Fino al 2003 spettava a Ed Wood, celebrato con l’acclamato biopic di Tim Burton, il titolo di ‘peggior regista di sempre’. Poi arrivò Tommy Wiseau con il suo The Room: una vicenda strampalata, un melodramma torrido, un triangolo amoroso, con una recitazione – a opera dello stesso regista e del suo compare Greg Sestero – che definire sopra le righe sarebbe riduttivo, scenografie posticce, linguaggio cinematografico improvvisato, sottotrame che si inseriscono e scompaiono senza motivo, scene di sesso al limite del ridicolo. Tutto sembrava appositamente costruito per realizzare il prodotto più scadente possibile, puntando magari sull’effetto sorpresa e sul misterioso eppure comprovato effetto che ‘tanto brutto’ fa il giro e diventa godibile. E forse è stato proprio così.
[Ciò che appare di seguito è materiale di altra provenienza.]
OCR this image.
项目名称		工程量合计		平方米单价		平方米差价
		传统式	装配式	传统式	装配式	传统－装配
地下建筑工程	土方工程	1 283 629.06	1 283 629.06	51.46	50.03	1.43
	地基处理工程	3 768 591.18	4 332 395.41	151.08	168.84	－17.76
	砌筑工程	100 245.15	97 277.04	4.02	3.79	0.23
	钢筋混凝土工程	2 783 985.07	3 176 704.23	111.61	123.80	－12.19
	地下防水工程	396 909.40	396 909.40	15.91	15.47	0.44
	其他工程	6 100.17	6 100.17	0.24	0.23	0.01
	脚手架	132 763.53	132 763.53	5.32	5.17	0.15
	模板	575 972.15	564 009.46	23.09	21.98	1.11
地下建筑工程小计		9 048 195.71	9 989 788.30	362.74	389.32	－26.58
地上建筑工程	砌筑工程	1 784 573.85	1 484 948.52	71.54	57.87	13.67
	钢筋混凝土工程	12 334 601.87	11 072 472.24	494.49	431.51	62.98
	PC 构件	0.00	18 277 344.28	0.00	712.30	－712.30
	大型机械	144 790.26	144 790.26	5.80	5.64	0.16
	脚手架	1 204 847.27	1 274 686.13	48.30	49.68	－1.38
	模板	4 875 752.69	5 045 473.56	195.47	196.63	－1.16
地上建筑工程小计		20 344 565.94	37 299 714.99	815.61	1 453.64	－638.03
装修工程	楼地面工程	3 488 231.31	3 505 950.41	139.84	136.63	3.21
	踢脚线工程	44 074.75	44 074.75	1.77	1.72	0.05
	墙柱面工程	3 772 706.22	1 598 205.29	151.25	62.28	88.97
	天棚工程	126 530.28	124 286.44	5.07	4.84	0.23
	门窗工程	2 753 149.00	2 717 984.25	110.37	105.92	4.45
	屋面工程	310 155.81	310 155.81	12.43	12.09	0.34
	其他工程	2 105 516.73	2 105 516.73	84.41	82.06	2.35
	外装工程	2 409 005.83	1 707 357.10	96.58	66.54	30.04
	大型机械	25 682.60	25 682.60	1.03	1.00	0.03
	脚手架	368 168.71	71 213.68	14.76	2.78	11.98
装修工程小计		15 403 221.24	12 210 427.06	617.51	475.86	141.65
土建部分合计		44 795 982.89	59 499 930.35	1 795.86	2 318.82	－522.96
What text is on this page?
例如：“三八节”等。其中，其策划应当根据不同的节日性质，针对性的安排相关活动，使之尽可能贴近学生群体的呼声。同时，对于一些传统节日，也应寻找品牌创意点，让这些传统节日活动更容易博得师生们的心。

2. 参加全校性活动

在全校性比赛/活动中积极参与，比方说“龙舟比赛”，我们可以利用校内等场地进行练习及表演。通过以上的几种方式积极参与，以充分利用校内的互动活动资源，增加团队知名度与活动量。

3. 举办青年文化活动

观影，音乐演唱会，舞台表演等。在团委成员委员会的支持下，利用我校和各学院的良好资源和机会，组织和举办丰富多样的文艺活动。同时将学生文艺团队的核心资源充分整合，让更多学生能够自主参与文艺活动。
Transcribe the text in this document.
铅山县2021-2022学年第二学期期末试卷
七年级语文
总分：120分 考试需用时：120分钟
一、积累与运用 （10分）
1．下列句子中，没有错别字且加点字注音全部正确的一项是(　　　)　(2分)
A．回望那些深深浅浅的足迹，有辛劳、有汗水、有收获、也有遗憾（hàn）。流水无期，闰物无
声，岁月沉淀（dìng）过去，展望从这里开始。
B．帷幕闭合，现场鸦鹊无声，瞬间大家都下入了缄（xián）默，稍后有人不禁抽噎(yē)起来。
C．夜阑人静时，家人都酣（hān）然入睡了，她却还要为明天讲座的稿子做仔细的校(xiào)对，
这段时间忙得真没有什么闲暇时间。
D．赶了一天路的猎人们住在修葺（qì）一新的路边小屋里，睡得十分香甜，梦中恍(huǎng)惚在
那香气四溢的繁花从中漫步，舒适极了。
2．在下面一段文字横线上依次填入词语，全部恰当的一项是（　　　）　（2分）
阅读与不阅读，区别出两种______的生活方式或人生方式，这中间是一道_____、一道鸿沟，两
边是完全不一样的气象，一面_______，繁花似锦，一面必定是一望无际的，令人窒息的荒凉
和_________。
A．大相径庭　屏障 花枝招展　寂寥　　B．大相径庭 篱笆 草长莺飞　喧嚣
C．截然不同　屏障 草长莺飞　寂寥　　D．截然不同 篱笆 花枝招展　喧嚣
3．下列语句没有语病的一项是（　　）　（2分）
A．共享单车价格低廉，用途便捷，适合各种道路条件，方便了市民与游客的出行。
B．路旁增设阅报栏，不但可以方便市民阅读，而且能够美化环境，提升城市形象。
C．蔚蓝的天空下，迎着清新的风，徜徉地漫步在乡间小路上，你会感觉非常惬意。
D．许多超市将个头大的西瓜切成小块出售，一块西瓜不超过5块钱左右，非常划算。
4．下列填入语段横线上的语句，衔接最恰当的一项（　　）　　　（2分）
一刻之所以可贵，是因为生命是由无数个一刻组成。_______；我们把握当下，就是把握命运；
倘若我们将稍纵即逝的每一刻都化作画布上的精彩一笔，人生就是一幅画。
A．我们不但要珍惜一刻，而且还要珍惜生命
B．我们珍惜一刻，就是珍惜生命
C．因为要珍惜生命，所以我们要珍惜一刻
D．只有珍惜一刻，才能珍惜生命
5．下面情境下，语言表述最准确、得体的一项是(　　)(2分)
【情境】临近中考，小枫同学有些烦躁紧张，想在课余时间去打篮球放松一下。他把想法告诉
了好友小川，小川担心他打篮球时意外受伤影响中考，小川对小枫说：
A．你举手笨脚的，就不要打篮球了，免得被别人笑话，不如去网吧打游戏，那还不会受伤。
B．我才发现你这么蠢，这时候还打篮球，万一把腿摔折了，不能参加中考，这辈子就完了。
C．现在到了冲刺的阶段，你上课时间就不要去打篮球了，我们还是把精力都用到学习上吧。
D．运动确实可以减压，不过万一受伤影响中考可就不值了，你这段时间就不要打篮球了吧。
Ma secondo il film The Disaster Artist di James Franco, in uscita il 22 febbraio con Warner, Wiseau – che lui interpreta mentre il fratello Dave si cala nei panni di Sestero – era invece un personaggio genuino per quanto misterioso. Una sorta di Max Schreck o Kaiser Soze del cinema indipendente, meno spaventoso ma decisamente eccentrico: dichiaratosi di New Orleans si presenta invece con accento marcatamente straniero, è ricchissimo e nessuno sa – tutt’oggi – da dove provengano i suoi soldi. Ma sono comunque sufficienti a prodursi da solo un film del costo di sei milioni di dollari, presentandolo poi con incredibile faccia tosta a Los Angeles, su Highland Avenue, in barba al sistema, installando un manifesto con la sua faccia in atteggiamento da duro e la tagline ‘Un dramma degno di Tennessee Williams’. Le prime proiezioni su due schermi della California del Sud furono un tonfo colossale, oppure, a seconda dei punti di vista, un grandissimo successo. Tutti ridevano e incitavano il protagonista a suicidarsi, cose che poi, in effetti, fa, con una resa mimica imbarazzante e un tonfo in terra che più finto non si può. Incassa la misera cifra di 1.800 dollari in due settimane e viene subito ritirato dal mercato.
Ma è già l’epoca di Internet e il passaparola fa il suo corso: in breve, il film diventa un cult alla pari del Rocky Horror, conquistando il campo delle proiezioni di mezzanotte e attirando tantissimo pubblico che va lì per ridere, recitando a memoria le battute, incitando ancora una volta Tommy a spararsi in bocca, indossando magliette con la sua buffa faccia e le frasi del film stampate sul retro: ‘Mi stai uccidendo Lisa’, ‘Non è vero che l’ho picchiata’, ‘Sto morendo e nessuno mi aiuta’.
Nel 2013, Sestero scrive un libro sulla sua esperienza con Wiseau, conosciuto in una scuola di recitazione di San Francisco, e una copia non commerciale finisce nelle mani di Franco che se ne innamora. Tra i produttori c’è anche Seth Rogen, che recita un ruolo accanto ai due fratelli Franco. Il soggetto di The Disaster Artist è dunque fortissimo e la realizzazione non è da meno, con Franco a sfoderare tutto il suo miglior repertorio di espressioni buffe, a sperimentare con trucco e parrucco, con l’accento strano di Wiseau, la sua mimica improbabile ma anche la sua complessa situazione psicologica, tra determinazione e frustrazione tipiche di una persona che cerca approvazione non per il successo – è già ricchissimo e non avrebbe certo bisogno di fare quel film per soldi – ma perché, fondamentalmente, è sola al mondo. Un autentico outsider che, come qualcuno gli ricorda nel film, assomiglia a un villain goffo e inconsapevole come il mostro di Frankenstein (ma anche al barone, che il mostro lo crea in pellicola) più che all’eroe romantico che immagina di essere. E la differenza tra il sé effettivo, quello percepito e quello percepito dagli altri è forse uno dei temi più forti e interessanti della pellicola, che è valsa a Franco il Golden Globe come Miglior Attore Protagonista.
“Tommy ha fatto il suo film con l’intenzione di realizzare un dramma ma la gente ne rideva – dice Franco – Il libro di Greg parlava di Hollywood, ma era anche la storia di questi spostati coinvolti nella produzione di The Room. Ho visto The Disaster Artist come un racconto sull’industria vista dal suo interno, raccontata dagli occhi di alcuni outsider, un po’ come successe in Ed Wood, un film che ho amato molto”.